S’il fal­lait, de toutes ces musiques, n’en retenir qu’une, c’est bien sûr celle de Bach qui s’imposerait. Est-il vrai­ment néces­saire d’argumenter ? Si Bach s’impose comme une évi­dence, c’est qu’il nous apporte à tout instant ce que nous pou­vons atten­dre quelle que soit notre exi­gence du moment, depuis la joie sim­ple et com­mu­nica­tive – on se sou­vient du groupe de copains, dans le film Vin­cent, François, Paul et les autres de Claude Sautet, esquis­sant a capel­la le thème du
1er mou­ve­ment du 5e Con­cer­to bran­de­bour­geois – à la nos­tal­gie du retour sur soi et, in fine, à l’extase méta­physique – on con­naît l’aphorisme de Cio­ran, sou­vent cité dans ces colonnes : « S’il y a quelqu’un qui doit tout à Bach, c’est bien Dieu. »

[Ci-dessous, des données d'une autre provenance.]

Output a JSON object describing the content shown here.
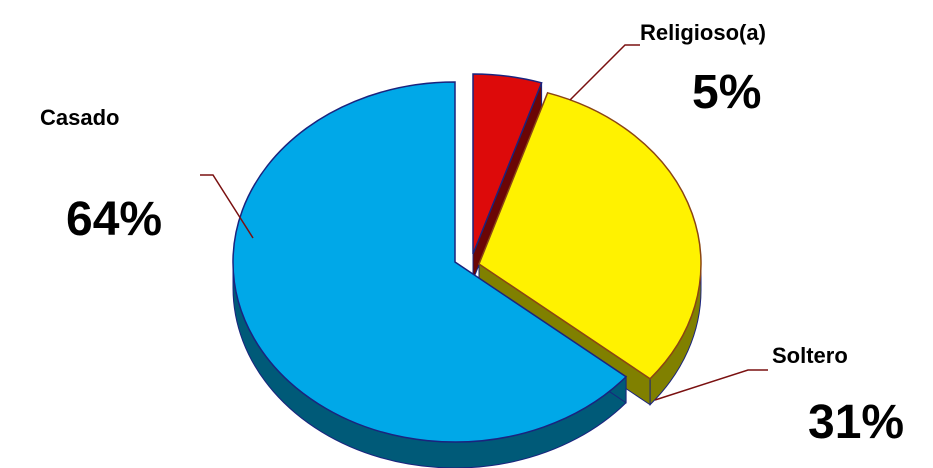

Et dans cette musique uni­verselle, hors du temps, que choisir ? La Messe en si ? La Pas­sion selon saint Jean ? Le Clavier bien tem­péré ? Le Ricer­care à 6 voix de L’Offrande musi­cale ? Pour nous, sans hési­ta­tion, c’est L’Art de la fugue, et voici pourquoi. Notons d’abord que cette œuvre com­posée de 15 con­tre­points et 4 canons sur un thème unique en mineur suiv­is par une fugue à trois sujets dont le 3e est le nom de Bach – B.A.C.H. – est générale­ment présen­tée comme ‑mys­térieuse à plusieurs égards : (1) elle n’est écrite pour aucun instru­ment en par­ti­c­uli­er, la plu­part du temps jouée au clavier (orgue, clavecin, piano) mais aus­si orchestrée (Her­mann Scherchen, Roger Vuataz…) ce qui a fait dire qu’il s’agissait d’une œuvre abstraite, faite pour être lue ; (2) elle est inachevée, la dernière fugue s’interrompt brusque­ment, comme si Bach était mort en la com­posant, ce qui n’est pas his­torique­ment sûr. Or, écoutez une fois au moins L’Art de la fugue in exten­so (90 min­utes env­i­ron) ; vous y trou­verez tou­jours, par la suite, par­mi les vingt pièces, de quoi ali­menter votre état d’âme du moment. Puis, comme l’homme n’est pas fait d’états d’âme suc­ces­sifs mais d’un tout com­plexe qui les agrège tous, vous pren­drez de plus en plus de plaisir à écouter l’ensemble de cette œuvre, où la math­é­ma­tique rejoint l’ineffable, quelle que soit votre cul­ture musi­cale : cette musique est faite pour vous ; c’est la seule qui nous per­me­tte de tran­scen­der ce que Mal­raux appelait notre « mis­érable petit tas de secrets ».

Deux édi­tions de L’Art de la fugue vien­nent de paraître, toutes deux au piano : l’une par le pianiste ital­ien Fil­ip­po Gori­ni 1, l’autre par Dani­il Tri­fonov 2, qui con­stituent une belle illus­tra­tion de l’universalité de cette œuvre unique : l’interprétation de Gori­ni, feu­trée, intéri­or­isée, au touch­er très tra­vail­lé, priv­ilégie ‑l’introspective et encour­age à la médi­ta­tion ; celle de Tri­fonov, jouée comme du Prokofiev, avec des tem­pos rapi­des – Bach ne donne aucune indi­ca­tion du tem­po – est tournée vers l’action et la vie. Sous le titre ‑général The Art of Life, Tri­fonov y a ajouté des pièces des fils de Bach, des extraits du Petit Livre de clavecin d’Anna Mag­dale­na Bach et la tran­scrip­tion par Brahms pour la main gauche de la Cha­conne en ré mineur. Ne choi­sis­sez surtout pas et pro­curez-vous ces deux ver­sions si dis­sem­blables : leur com­para­i­son vous pas­sion­nera et vous pour­rez, selon les moments, trou­ver dans l’une ou l’autre d’entre elles de quoi apais­er votre soif.

Et vous par­don­nerez peut-être à Dun­abla ses digres­sions extra­mu­si­cales. In fine, la musique, avec l’amour et l’amitié, est une des trois raisons majeures qui font que la vie vaut la peine d’être vécue.